DIREITO PROCESSUAL PENAL — AgRg no RHC 215800
Análise documental baseada na ementa oficial do Superior Tribunal de Justiça, organizada para consulta e compreensão do precedente.
Comentário editorial
Nesta leitura prática, a decisão é organizada para mostrar o que o STJ efetivamente registrou e quais dados devem ser conferidos antes de transportar o entendimento para uma situação cotidiana. O recorte processual é AgRg no RHC, julgado por QUINTA TURMA, sob relatoria de RIBEIRO DANTAS.

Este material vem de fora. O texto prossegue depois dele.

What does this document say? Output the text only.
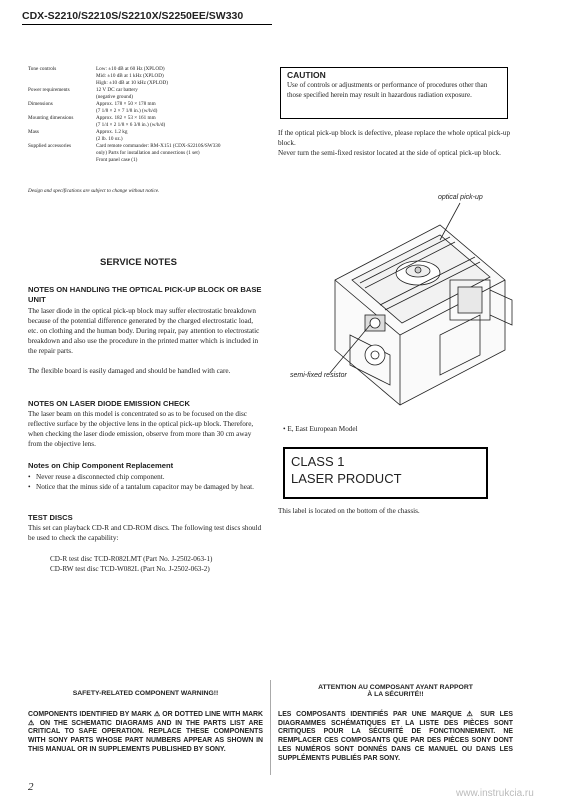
CDX-S2210/S2210S/S2210X/S2250EE/SW330
Tone controls	Low: ±10 dB at 60 Hz (XPLOD)
Mid: ±10 dB at 1 kHz (XPLOD)
High: ±10 dB at 10 kHz (XPLOD)

Power requirements	12 V DC car battery
(negative ground)

Dimensions	Approx. 178 × 50 × 178 mm
(7 1/8 × 2 × 7 1/8 in.) (w/h/d)

Mounting dimensions	Approx. 182 × 53 × 161 mm
(7 1/4 × 2 1/8 × 6 3/8 in.) (w/h/d)

Mass	Approx. 1.2 kg
(2 lb. 10 oz.)

Supplied accessories	Card remote commander: RM-X151 (CDX-S2210S/SW330
only) Parts for installation and connections (1 set)
Front panel case (1)
Design and specifications are subject to change without notice.
SERVICE NOTES
NOTES ON HANDLING THE OPTICAL PICK-UP BLOCK OR BASE UNIT
The laser diode in the optical pick-up block may suffer electrostatic breakdown because of the potential difference generated by the charged electrostatic load, etc. on clothing and the human body. During repair, pay attention to electrostatic breakdown and also use the procedure in the printed matter which is included in the repair parts.
The flexible board is easily damaged and should be handled with care.
NOTES ON LASER DIODE EMISSION CHECK
The laser beam on this model is concentrated so as to be focused on the disc reflective surface by the objective lens in the optical pick-up block. Therefore, when checking the laser diode emission, observe from more than 30 cm away from the objective lens.
Notes on Chip Component Replacement
• Never reuse a disconnected chip component.
• Notice that the minus side of a tantalum capacitor may be damaged by heat.
TEST DISCS
This set can playback CD-R and CD-ROM discs. The following test discs should be used to check the capability:
CD-R test disc TCD-R082LMT (Part No. J-2502-063-1)
CD-RW test disc TCD-W082L (Part No. J-2502-063-2)
CAUTION
Use of controls or adjustments or performance of procedures other than those specified herein may result in hazardous radiation exposure.
If the optical pick-up block is defective, please replace the whole optical pick-up block.
Never turn the semi-fixed resistor located at the side of optical pick-up block.
optical pick-up
semi-fixed resistor
• E, East European Model
CLASS 1
LASER PRODUCT
This label is located on the bottom of the chassis.
SAFETY-RELATED COMPONENT WARNING!!
COMPONENTS IDENTIFIED BY MARK ⚠ OR DOTTED LINE WITH MARK ⚠ ON THE SCHEMATIC DIAGRAMS AND IN THE PARTS LIST ARE CRITICAL TO SAFE OPERATION. REPLACE THESE COMPONENTS WITH SONY PARTS WHOSE PART NUMBERS APPEAR AS SHOWN IN THIS MANUAL OR IN SUPPLEMENTS PUBLISHED BY SONY.
ATTENTION AU COMPOSANT AYANT RAPPORT
À LA SÉCURITÉ!!
LES COMPOSANTS IDENTIFIÉS PAR UNE MARQUE ⚠ SUR LES DIAGRAMMES SCHÉMATIQUES ET LA LISTE DES PIÈCES SONT CRITIQUES POUR LA SÉCURITÉ DE FONCTIONNEMENT. NE REMPLACER CES COMPOSANTS QUE PAR DES PIÈCES SONY DONT LES NUMÉROS SONT DONNÉS DANS CE MANUEL OU DANS LES SUPPLÉMENTS PUBLIÉS PAR SONY.
2
www.instrukcia.ru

Para o cidadão, o ponto essencial é não tratar a ementa como uma regra automática: fatos, pedidos, fase processual e legislação aplicável precisam ser comparados com o caso concreto. Quando o julgamento repercutir em mobilidade, veículos, sanções ou direitos do condutor, essa conexão deve estar expressa no próprio texto oficial.
Pontos centrais da ementa
- Agravo regimental interposto contra decisão monocrática que não conheceu de recurso ordinário em habeas corpus, no qual o agravante alegava nulidade em relação à interceptação telefônica, à não realização de interrogatório e à ouvida de testemunhas arroladas pela defesa, além do indeferimento de perícia técnica de voz.
- A questão em discussão consiste em saber se há nulidade processual decorrente da não realização de diligências essenciais, como perícia técnica de voz, e se o habeas corpus é a via adequada para discutir tais nulidades, considerando que a apelação interposta ainda está pendente de julgamento.
- A Corte entendeu que o habeas corpus não é a via adequada para o julgamento antecipado de matéria que foi objeto de recurso de apelação já interposto pela defesa, estando em consonância com a jurisprudência do Superior Tribunal de Justiça.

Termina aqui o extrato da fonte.